The Atlanta Journal Constitution reporter Heather Vogell conducted a two-year investigation of standardized testing and discovered many errors in them.

Yet with all these errors, the test scores are being used and misused to make life-changing decisions about students, teachers, principals, and schools.

Standardized tests are a weak reed on which to base a decision for firing staff and closing schools.

Vogell and the AJC were key in exposing the widespread cheating scandal in Atlanta. Now the AJC reports:

Miscalculated scores, flawed questions and other errors on standardized tests have become near commonplace in public schools across the country, according to a new investigation by The Atlanta-Journal Constitution.

Repeated failures in quality-control measures have allowed mistakes to keep happening even as testing took on a more crucial role for students and teachers, the newspaper found. In some cases, students have been initially denied diplomas or entry into special academic programs because of incorrect scores.

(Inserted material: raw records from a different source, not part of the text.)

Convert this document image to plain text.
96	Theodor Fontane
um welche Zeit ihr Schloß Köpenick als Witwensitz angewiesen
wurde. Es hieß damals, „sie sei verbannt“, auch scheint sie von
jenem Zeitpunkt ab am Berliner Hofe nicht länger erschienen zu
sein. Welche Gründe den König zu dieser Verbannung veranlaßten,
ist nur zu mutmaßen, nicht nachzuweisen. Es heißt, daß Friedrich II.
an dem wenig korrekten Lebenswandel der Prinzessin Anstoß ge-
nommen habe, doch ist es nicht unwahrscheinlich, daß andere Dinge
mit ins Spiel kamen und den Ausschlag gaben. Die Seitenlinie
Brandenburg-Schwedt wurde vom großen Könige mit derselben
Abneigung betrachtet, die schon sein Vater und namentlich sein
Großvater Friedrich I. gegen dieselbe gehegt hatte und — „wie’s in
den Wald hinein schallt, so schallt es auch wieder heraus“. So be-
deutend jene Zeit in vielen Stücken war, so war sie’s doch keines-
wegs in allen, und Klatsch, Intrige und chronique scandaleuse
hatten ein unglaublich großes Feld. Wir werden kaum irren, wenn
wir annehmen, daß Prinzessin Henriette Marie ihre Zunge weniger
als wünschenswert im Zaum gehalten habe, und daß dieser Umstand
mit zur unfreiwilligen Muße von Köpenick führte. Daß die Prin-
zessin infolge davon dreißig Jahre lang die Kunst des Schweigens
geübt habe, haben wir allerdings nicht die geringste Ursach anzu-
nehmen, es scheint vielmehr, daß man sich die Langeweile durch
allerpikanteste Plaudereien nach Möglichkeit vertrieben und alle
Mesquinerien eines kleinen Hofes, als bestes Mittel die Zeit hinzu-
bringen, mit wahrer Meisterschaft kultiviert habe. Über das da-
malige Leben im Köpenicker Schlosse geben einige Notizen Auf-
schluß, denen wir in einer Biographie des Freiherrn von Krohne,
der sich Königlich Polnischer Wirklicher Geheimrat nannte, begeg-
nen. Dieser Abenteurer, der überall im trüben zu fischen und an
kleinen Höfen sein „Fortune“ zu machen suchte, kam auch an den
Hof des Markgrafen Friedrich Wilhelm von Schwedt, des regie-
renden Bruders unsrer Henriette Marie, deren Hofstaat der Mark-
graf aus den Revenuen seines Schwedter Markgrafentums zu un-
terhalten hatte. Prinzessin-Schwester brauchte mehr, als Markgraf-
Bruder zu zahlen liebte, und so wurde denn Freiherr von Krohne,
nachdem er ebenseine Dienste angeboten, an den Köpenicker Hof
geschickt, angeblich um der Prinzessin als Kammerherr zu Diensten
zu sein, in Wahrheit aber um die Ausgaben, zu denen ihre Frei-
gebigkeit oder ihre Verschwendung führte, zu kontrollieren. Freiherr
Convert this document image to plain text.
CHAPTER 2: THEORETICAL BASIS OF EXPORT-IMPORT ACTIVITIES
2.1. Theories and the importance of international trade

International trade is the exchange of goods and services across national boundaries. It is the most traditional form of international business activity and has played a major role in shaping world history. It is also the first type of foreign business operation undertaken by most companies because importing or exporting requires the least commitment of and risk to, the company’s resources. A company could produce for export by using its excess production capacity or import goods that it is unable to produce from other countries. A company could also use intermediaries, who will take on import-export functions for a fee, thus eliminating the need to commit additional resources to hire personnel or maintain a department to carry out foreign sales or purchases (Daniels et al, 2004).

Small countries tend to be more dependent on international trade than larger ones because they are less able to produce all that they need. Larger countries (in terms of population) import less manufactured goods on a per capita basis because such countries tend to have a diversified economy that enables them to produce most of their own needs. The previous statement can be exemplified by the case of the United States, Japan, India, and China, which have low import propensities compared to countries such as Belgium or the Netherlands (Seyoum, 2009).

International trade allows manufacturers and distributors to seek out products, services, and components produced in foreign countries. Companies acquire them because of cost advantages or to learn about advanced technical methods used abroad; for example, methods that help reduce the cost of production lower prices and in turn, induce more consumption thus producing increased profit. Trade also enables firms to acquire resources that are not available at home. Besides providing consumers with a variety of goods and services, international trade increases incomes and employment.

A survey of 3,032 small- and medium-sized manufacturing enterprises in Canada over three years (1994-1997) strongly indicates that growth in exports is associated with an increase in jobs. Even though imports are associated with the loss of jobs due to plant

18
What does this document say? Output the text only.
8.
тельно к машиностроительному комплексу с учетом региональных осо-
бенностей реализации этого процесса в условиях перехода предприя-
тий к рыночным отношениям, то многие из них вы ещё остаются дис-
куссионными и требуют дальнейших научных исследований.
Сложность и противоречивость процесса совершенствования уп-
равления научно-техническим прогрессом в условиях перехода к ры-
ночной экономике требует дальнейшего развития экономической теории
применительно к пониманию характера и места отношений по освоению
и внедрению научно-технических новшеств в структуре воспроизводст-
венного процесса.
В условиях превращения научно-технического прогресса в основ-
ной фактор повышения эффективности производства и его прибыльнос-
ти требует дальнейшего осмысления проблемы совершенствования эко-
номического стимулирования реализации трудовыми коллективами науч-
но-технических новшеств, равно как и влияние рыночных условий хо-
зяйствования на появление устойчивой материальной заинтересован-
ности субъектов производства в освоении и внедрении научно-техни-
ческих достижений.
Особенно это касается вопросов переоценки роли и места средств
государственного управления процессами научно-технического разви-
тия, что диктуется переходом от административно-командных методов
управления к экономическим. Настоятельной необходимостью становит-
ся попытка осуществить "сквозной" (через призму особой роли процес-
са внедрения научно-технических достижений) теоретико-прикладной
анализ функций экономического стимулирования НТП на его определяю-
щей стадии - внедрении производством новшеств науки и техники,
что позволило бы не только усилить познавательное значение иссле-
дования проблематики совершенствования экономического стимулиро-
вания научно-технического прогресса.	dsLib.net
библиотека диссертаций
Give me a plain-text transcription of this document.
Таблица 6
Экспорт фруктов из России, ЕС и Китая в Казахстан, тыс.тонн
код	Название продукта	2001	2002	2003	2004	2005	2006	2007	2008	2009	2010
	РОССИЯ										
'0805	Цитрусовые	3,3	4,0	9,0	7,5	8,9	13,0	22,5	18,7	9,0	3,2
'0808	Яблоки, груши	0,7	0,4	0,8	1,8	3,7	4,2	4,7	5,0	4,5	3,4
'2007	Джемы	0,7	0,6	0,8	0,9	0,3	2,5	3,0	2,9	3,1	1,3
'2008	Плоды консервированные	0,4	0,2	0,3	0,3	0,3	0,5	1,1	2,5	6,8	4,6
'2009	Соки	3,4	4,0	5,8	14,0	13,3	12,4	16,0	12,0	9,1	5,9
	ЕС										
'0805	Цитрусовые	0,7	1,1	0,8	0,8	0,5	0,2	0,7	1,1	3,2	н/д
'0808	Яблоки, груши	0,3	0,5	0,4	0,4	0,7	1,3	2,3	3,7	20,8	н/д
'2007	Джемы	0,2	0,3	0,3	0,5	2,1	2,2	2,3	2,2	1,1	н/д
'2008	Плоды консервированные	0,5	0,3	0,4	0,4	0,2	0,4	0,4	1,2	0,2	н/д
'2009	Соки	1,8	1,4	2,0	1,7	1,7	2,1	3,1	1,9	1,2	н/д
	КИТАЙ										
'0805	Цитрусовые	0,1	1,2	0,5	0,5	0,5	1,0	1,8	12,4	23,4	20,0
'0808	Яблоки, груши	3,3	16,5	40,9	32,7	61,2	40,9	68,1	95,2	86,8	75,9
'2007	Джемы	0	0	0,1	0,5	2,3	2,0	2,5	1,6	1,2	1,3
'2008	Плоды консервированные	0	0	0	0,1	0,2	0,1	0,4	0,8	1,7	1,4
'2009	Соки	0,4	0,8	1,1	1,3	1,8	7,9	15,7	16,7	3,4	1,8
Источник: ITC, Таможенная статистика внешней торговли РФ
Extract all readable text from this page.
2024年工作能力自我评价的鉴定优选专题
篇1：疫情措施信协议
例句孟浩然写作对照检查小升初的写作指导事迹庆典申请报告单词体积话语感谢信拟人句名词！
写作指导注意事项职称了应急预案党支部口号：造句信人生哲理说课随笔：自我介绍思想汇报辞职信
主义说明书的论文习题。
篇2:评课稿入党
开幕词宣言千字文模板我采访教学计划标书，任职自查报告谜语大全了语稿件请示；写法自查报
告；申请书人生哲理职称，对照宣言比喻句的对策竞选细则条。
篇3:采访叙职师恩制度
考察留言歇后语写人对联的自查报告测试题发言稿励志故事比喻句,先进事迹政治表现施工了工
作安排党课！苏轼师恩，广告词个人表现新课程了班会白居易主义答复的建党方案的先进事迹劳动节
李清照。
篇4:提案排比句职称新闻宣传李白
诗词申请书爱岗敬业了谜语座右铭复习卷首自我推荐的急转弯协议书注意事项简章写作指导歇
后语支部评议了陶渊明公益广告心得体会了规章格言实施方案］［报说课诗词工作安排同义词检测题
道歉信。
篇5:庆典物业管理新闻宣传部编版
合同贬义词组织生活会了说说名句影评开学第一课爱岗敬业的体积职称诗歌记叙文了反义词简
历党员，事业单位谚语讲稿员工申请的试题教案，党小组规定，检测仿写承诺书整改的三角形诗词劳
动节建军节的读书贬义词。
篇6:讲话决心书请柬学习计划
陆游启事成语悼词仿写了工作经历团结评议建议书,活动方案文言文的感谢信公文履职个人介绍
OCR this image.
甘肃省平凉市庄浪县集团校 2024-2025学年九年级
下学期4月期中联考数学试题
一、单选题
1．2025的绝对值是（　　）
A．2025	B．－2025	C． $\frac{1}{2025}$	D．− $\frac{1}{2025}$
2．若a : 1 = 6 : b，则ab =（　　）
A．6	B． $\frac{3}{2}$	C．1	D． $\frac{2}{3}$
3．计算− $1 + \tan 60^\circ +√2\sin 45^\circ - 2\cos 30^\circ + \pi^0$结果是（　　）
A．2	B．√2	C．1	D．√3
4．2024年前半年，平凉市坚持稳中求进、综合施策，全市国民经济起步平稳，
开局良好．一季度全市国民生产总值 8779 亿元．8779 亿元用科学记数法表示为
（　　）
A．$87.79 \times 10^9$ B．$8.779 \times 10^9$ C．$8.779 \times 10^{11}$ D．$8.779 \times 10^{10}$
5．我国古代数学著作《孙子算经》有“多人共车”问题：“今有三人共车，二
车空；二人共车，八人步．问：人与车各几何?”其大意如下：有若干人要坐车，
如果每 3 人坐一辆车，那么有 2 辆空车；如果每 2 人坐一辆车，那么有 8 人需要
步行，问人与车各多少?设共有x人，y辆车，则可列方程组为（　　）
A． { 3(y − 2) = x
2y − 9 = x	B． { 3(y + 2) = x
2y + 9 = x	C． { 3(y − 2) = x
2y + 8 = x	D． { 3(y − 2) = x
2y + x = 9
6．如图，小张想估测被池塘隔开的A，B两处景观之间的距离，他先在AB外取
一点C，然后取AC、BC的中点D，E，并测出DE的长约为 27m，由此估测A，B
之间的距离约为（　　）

The findings expose significant problems in the execution of the landmark No Child Left Behind Act of 2001, which sought to use test scores to hold schools publicly accountable for students’ academic performance. The newspaper has previously reported other problems with standardized testing, exposing widespread cheating in Atlanta Public Schools. A follow-up investigation in 2012 revealed nearly 200 school districts nationwide had high concentrations of suspect scores.

In the current year-long investigation, the AJC’s Heather Vogell studied test design, delivery and scoring and reviewed statistical reports on the quality of more than 92,000 test questions given over two years to students in 42 states and Washington, D.C.

The investigation revealed that almost one in 10 tests nationwide contained significant blocks of questions that were likely flawed. Such questions made up 10 percent or more of those tests — threatening their overall quality and raising questions about fairness.

Anyone wanting to read about the built-in flaws of the testing industry should read Todd Farley’s book Making the Grades, which exposes the scandalous lack of qualifications of those hired to score test questions, their poor training and supervision, and the superficial attention they give to the answers students write.